The major stock indices dropped for the second day in a row yesterday, having a mass affect on the global markets. Already during European hours, global stocks were red, as investors preferred the safe U.S Dollar, to riskier assets. The U.S indices opened in positive territory during the first few minutes of the session, but quickly lost their steam and dropped due to additional profit taking. Economic data also had an impact on the session, increasing the bearish mood.

Even though Initial jobless claims came out better than expected, showing investors that current figures are at comfortable levels, housing data weighed on the session, preventing any form of a rally. The National Association of Realtors reported Thursday morning that existing home sales had dropped 2.7% in August, to a seasonally adjusted 5.1 million, the first decline in five months.

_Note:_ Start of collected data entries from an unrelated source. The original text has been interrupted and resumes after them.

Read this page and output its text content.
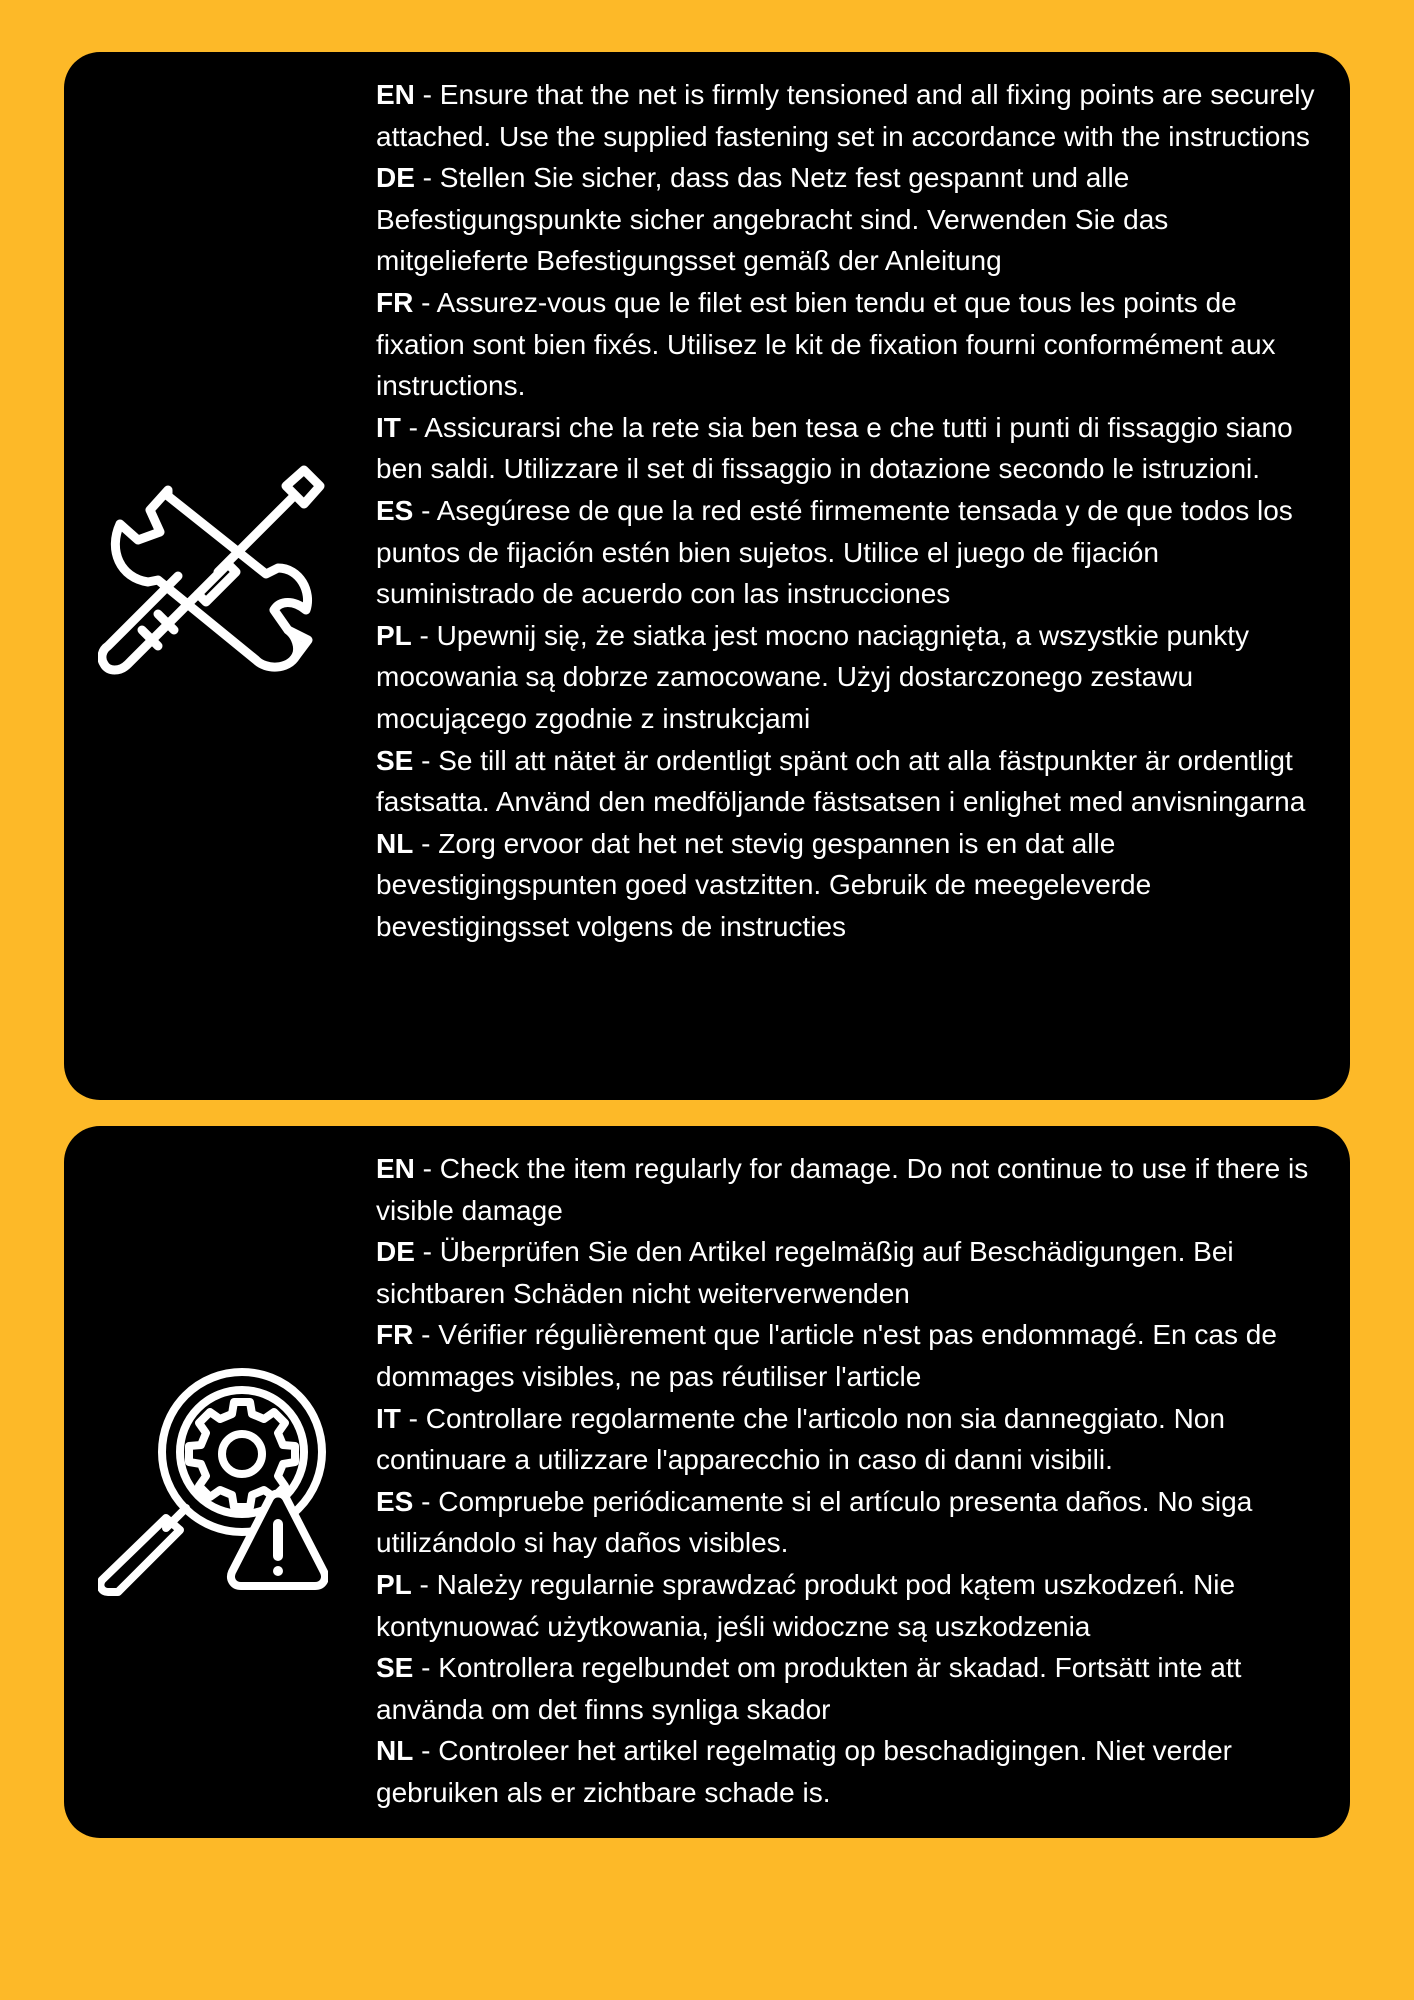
EN - Ensure that the net is firmly tensioned and all fixing points are securely attached. Use the supplied fastening set in accordance with the instructions

DE - Stellen Sie sicher, dass das Netz fest gespannt und alle Befestigungspunkte sicher angebracht sind. Verwenden Sie das mitgelieferte Befestigungsset gemäß der Anleitung

FR - Assurez-vous que le filet est bien tendu et que tous les points de fixation sont bien fixés. Utilisez le kit de fixation fourni conformément aux instructions.

IT - Assicurarsi che la rete sia ben tesa e che tutti i punti di fissaggio siano ben saldi. Utilizzare il set di fissaggio in dotazione secondo le istruzioni.

ES - Asegúrese de que la red esté firmemente tensada y de que todos los puntos de fijación estén bien sujetos. Utilice el juego de fijación suministrado de acuerdo con las instrucciones

PL - Upewnij się, że siatka jest mocno naciągnięta, a wszystkie punkty mocowania są dobrze zamocowane. Użyj dostarczonego zestawu mocującego zgodnie z instrukcjami

SE - Se till att nätet är ordentligt spänt och att alla fästpunkter är ordentligt fastsatta. Använd den medföljande fästsatsen i enlighet med anvisningarna

NL - Zorg ervoor dat het net stevig gespannen is en dat alle bevestigingspunten goed vastzitten. Gebruik de meegeleverde bevestigingsset volgens de instructies

EN - Check the item regularly for damage. Do not continue to use if there is visible damage

DE - Überprüfen Sie den Artikel regelmäßig auf Beschädigungen. Bei sichtbaren Schäden nicht weiterverwenden

FR - Vérifier régulièrement que l'article n'est pas endommagé. En cas de dommages visibles, ne pas réutiliser l'article

IT - Controllare regolarmente che l'articolo non sia danneggiato. Non continuare a utilizzare l'apparecchio in caso di danni visibili.

ES - Compruebe periódicamente si el artículo presenta daños. No siga utilizándolo si hay daños visibles.

PL - Należy regularnie sprawdzać produkt pod kątem uszkodzeń. Nie kontynuować użytkowania, jeśli widoczne są uszkodzenia

SE - Kontrollera regelbundet om produkten är skadad. Fortsätt inte att använda om det finns synliga skador

NL - Controleer het artikel regelmatig op beschadigingen. Niet verder gebruiken als er zichtbare schade is.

Crude also weighed on the session, dragging the energy sector lower. The black gold dropped tremendously throughout the day, closing down at $65.85. Even though this commodity broke its bullish triangle to the downside, the drop could be limited due to upcoming support levels. In addition according to analysts, crude oil is now in a range, one that the current price justifies the economic situation. According to some, crude oil will stay in a $60-$75 Dollar range, for the following months.

From a technical point of view Crude dropped, breaking trendline support. Even though it did find minor support during the session, its next major support level is located just under $60 per barrel.